A Note on Compliance

One more thing that should be simple but often isn’t: the Business Associate Agreement.

Under HIPAA, any vendor processing protected health information on your behalf needs a BAA. This is not a technicality — it’s a legal requirement. And yet we hear the same story repeatedly: a department asks a vendor for a BAA, the salesperson says ‘yes, no problem,’ and then weeks or months go by with nothing to show for it. The salesperson said yes without understanding what they were agreeing to. The legal team gets involved. The department is already using the tool.

PH360’s BAA is available immediately. No waiting on a sales process, no back-and-forth with a vendor legal team who’s never seen a public health contract. You can find it at trust.fandtlabs.com — along with our security documentation, privacy practices, and subprocessor list.

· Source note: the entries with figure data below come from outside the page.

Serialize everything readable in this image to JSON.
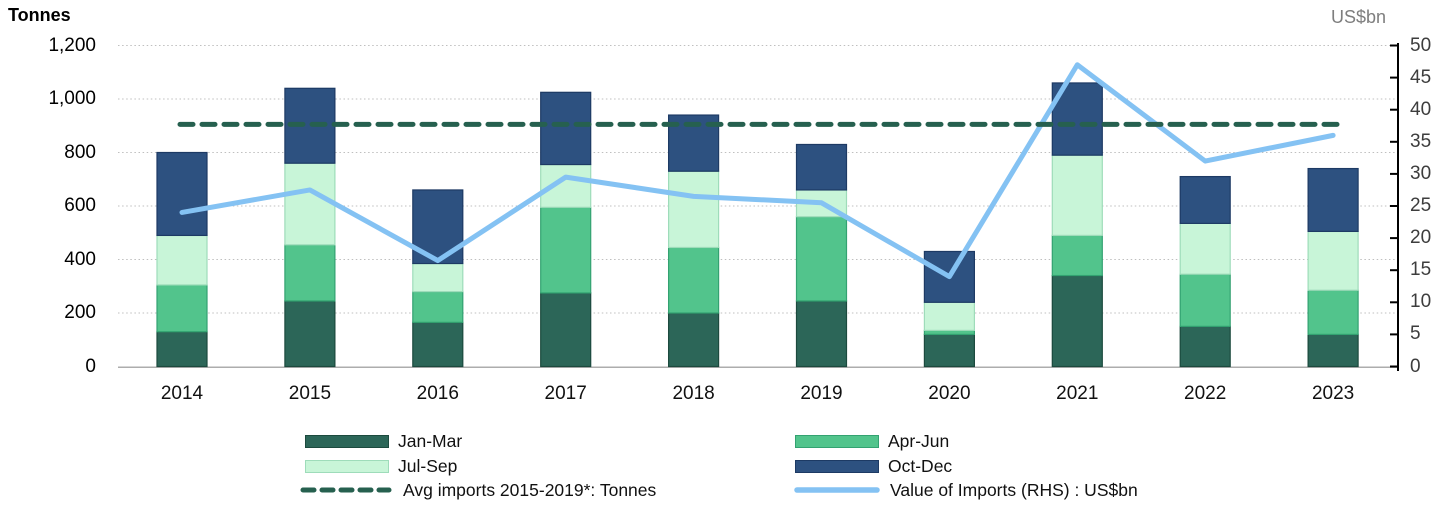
{
  "titles": {
    "left_axis": "Tonnes",
    "right_axis": "US$bn"
  },
  "axes": {
    "left_tick_labels": [
      "0",
      "200",
      "400",
      "600",
      "800",
      "1,000",
      "1,200"
    ],
    "left_tick_values": [
      0,
      200,
      400,
      600,
      800,
      1000,
      1200
    ],
    "right_tick_labels": [
      "0",
      "5",
      "10",
      "15",
      "20",
      "25",
      "30",
      "35",
      "40",
      "45",
      "50"
    ],
    "right_tick_values": [
      0,
      5,
      10,
      15,
      20,
      25,
      30,
      35,
      40,
      45,
      50
    ]
  },
  "colors": {
    "gridline": "#bfbfbf",
    "axis_bottom": "#adadad",
    "axis_right": "#000000",
    "q1": "#2c6658",
    "q1_border": "#1c4a3e",
    "q2": "#52c48c",
    "q2_border": "#33a271",
    "q3": "#c8f5d8",
    "q3_border": "#9edcba",
    "q4": "#2d5180",
    "q4_border": "#1d3a64",
    "avg_line": "#26604f",
    "value_line": "#84c2f3"
  },
  "legend": {
    "items": [
      {
        "label": "Jan-Mar"
      },
      {
        "label": "Apr-Jun"
      },
      {
        "label": "Jul-Sep"
      },
      {
        "label": "Oct-Dec"
      },
      {
        "label": "Avg imports 2015-2019*: Tonnes"
      },
      {
        "label": "Value of Imports (RHS) : US$bn"
      }
    ]
  },
  "chart_data": {
    "type": "bar",
    "subtype": "stacked-bars-with-line-overlay",
    "title": "",
    "categories": [
      "2014",
      "2015",
      "2016",
      "2017",
      "2018",
      "2019",
      "2020",
      "2021",
      "2022",
      "2023"
    ],
    "left_axis": {
      "title": "Tonnes",
      "min": 0,
      "max": 1200,
      "step": 200
    },
    "right_axis": {
      "title": "US$bn",
      "min": 0,
      "max": 50,
      "step": 5
    },
    "grid": true,
    "legend_position": "bottom",
    "series": [
      {
        "name": "Jan-Mar",
        "type": "bar",
        "axis": "left",
        "color": "#2c6658",
        "border_color": "#1c4a3e",
        "values": [
          130,
          245,
          165,
          275,
          200,
          245,
          120,
          340,
          150,
          120
        ]
      },
      {
        "name": "Apr-Jun",
        "type": "bar",
        "axis": "left",
        "color": "#52c48c",
        "border_color": "#33a271",
        "values": [
          175,
          210,
          115,
          320,
          245,
          315,
          15,
          150,
          195,
          165
        ]
      },
      {
        "name": "Jul-Sep",
        "type": "bar",
        "axis": "left",
        "color": "#c8f5d8",
        "border_color": "#9edcba",
        "values": [
          185,
          305,
          105,
          160,
          285,
          100,
          105,
          300,
          190,
          220
        ]
      },
      {
        "name": "Oct-Dec",
        "type": "bar",
        "axis": "left",
        "color": "#2d5180",
        "border_color": "#1d3a64",
        "values": [
          310,
          280,
          275,
          270,
          210,
          170,
          190,
          270,
          175,
          235
        ]
      }
    ],
    "bar_totals": [
      800,
      1040,
      660,
      1025,
      940,
      830,
      430,
      1060,
      710,
      740
    ],
    "avg_line": {
      "name": "Avg imports 2015-2019*: Tonnes",
      "axis": "left",
      "style": "dashed",
      "color": "#26604f",
      "value": 905
    },
    "value_line": {
      "name": "Value of Imports (RHS) : US$bn",
      "axis": "right",
      "style": "solid",
      "color": "#84c2f3",
      "values": [
        24,
        27.5,
        16.5,
        29.5,
        26.5,
        25.5,
        14,
        47,
        32,
        36
      ]
    }
  }
}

Getting a BAA shouldn’t be an obstacle. If it is, that’s a signal worth paying attention to.

The Deeper Point

There’s a version of AI product design that prioritizes the feeling of control over the reality of outcomes. Offering a model dropdown is that kind of design. It looks like a feature. It feels empowering. But it quietly transfers the consequences of a complex engineering decision onto people who didn’t sign up to make it.

Public health practitioners signed up to protect their communities. They should be able to use AI tools that are optimized for that work — validated, consistent, compliant, and traceable — without having to become AI engineers to use them safely.

Model choice isn’t a feature we’re withholding. It’s a responsibility we’re keeping — so that what comes out of PH360 is something you can stand behind.